Sur la responsabilité :
2. Même en l'absence de faute, le maître d'ouvrage ainsi que, le cas échéant, les constructeurs chargés des travaux sont responsables solidairement à l'égard des tiers des dommages causés à ceux-ci par l'exécution d'un travail public. Ces personnes ne peuvent dégager leur responsabilité que si elles établissent que ces dommages sont imputables à un cas de force majeure ou à une faute de la victime, sans que puisse être utilement invoqué le fait d'un tiers. Il appartient au tiers, victime d'un dommage de travaux publics, de rapporter la preuve du lien de cause à effet entre, d'une part, les travaux publics et, d'autre part, le préjudice dont il se plaint.
3. En premier lieu, il résulte de l'instruction, et notamment du rapport d'expertise déposé le 8 janvier 2015, que si, comme le fait valoir la société appelante, la maison de M. A...était déjà, avant les travaux litigieux, affectée de désordres liés à une humidité importante due à des remontées capillaires de la nappe phréatique, cette situation s'est sérieusement dégradée à compter de la fin de l'année 2012, à la suite de la rupture de la canalisation survenue le 23 novembre 2012 suivie de son obstruction et qu'en raison de l'insalubrité de l'immeuble les locataires, qui occupaient les lieux depuis le 1er décembre 2004, ont été amenés à résilier leur bail dès le 15 janvier 2013. Il suit de là que tant la réalité du préjudice matériel et du préjudice financier consécutifs à l'aggravation de l'humidité de la maison à partir de la fin de l'année 2012, que leur lien avec la réalisation des travaux publics d'assainissement doivent être regardés comme étant établis.

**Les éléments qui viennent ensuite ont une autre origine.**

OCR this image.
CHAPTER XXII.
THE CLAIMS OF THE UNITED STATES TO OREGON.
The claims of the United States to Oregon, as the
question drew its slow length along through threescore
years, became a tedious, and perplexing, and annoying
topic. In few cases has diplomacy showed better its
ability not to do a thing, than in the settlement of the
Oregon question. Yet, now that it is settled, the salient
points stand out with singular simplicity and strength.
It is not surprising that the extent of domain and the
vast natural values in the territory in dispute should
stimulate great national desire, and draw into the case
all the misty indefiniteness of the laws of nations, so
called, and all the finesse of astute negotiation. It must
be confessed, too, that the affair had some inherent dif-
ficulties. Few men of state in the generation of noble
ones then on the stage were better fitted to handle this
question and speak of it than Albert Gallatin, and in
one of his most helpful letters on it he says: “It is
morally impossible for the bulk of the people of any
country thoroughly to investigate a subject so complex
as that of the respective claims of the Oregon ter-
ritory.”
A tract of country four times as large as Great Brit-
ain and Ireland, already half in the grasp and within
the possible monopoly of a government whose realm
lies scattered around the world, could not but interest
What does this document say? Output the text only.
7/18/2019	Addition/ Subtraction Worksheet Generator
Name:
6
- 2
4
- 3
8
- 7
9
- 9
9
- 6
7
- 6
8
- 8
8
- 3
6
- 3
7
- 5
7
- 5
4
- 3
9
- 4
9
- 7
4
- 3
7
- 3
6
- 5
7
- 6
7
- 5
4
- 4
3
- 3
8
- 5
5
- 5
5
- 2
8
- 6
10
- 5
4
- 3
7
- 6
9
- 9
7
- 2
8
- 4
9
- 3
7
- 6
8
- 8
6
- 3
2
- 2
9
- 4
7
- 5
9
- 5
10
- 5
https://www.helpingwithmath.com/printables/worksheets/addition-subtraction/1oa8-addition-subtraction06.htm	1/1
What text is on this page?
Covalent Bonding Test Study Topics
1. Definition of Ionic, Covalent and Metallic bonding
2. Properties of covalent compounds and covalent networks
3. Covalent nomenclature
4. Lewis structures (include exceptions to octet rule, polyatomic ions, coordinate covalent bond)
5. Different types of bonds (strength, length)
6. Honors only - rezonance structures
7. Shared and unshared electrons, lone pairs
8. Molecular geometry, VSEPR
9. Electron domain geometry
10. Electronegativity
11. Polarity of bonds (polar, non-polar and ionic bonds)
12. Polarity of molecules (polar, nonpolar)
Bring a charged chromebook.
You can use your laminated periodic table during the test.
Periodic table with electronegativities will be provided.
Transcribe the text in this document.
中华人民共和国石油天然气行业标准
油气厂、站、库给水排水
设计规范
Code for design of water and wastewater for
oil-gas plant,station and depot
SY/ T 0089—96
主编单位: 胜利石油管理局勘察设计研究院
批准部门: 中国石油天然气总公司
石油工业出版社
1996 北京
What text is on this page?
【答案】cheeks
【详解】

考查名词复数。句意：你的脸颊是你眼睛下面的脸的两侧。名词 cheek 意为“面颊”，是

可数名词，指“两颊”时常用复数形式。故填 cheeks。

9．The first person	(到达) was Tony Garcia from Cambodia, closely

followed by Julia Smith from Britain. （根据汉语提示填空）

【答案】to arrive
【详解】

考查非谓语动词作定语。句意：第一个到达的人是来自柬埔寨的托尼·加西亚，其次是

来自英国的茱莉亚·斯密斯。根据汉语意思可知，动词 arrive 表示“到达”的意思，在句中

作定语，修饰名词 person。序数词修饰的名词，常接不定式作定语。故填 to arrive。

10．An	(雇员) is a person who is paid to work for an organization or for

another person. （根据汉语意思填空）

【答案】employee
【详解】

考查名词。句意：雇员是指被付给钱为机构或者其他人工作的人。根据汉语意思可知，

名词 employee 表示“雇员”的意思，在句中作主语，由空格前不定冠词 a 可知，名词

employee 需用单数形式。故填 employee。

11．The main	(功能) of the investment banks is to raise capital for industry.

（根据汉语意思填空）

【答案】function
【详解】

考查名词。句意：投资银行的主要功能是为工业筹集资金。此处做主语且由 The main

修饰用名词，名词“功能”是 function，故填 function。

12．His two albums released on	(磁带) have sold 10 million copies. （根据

4. En second lieu, il résulte toutefois de l'instruction et notamment du rapport d'expertise, que l'immeuble de M. A...était une ancienne grange dont la transformation en local d'habitation aurait dû nécessairement prendre en compte sa situation particulière au regard d'une nappe phréatique peu éloignée des fondations et de la proximité d'un cours d'eau et bénéficier, en conséquence, de travaux d'étanchéité et d'entretien adaptés à cette configuration. Si l'aggravation du phénomène d'infiltration auquel cet immeuble était soumis, laquelle est seule à l'origine du préjudice financier résultant des pertes de loyers subies par M.A..., est directement liée à l'aléa de chantier survenu fin 2012, le préjudice matériel consécutif à l'état de l'immeuble doit être regardé comme trouvant également son origine dans un défaut d'entretien et dans l'insuffisance de travaux d'étanchéité imputables à M.A..., dans une proportion qui ne saurait être inférieure à deux tiers de son montant total. Il en résulte que la société Berest, ainsi que la commune de Luppy, par la voie de l'appel provoqué, sont fondées à soutenir que s'agissant de ce préjudice matériel, leur responsabilité ne peut, en tant que maître d'ouvrage et maître d'oeuvre des travaux, être recherchée que dans la limite d'un tiers de son montant.
En ce qui concerne les préjudices :
5. D'une part, M. A...a produit au cours de l'expertise une facture établie par l'entreprise de plâtrerie Marini et qui faisait état d'un montant de travaux de remise en état des lieux de 3 000 euros. Eu égard à ce qui a été dit au point 4 ci-dessus, et notamment à l'humidité importante dont étaient affectées les cloisons dès le début du bail ainsi qu'en témoignent les locataires et aux négligences du propriétaire, il y a lieu de ramener à la somme de 1 000 euros le montant du préjudice matériel résultant directement de l'aléa de chantier et dont M. A...peut demander réparation au maître d'ouvrage et au maître d'oeuvre.
6. D'autre part, il résulte de l'instruction qu'après y avoir habité pendant plus de huit années, les locataires de M. A...ont quitté les lieux en mars 2013 en raison de leur insalubrité qui est directement consécutive au sinistre survenu le 23 novembre 2012. Selon les constatations de l'expert, la fille de M. A...a pris possession de la maison à compter du 1er décembre 2013. Dans ces conditions, et eu égard au montant du loyer qui s'élevait à 693,20 euros, le préjudice financier subi par M. A...doit, comme l'ont décidé les premiers juges, être estimé à la somme de 6 238,80 euros correspondant à neuf mois de vacance des lieux.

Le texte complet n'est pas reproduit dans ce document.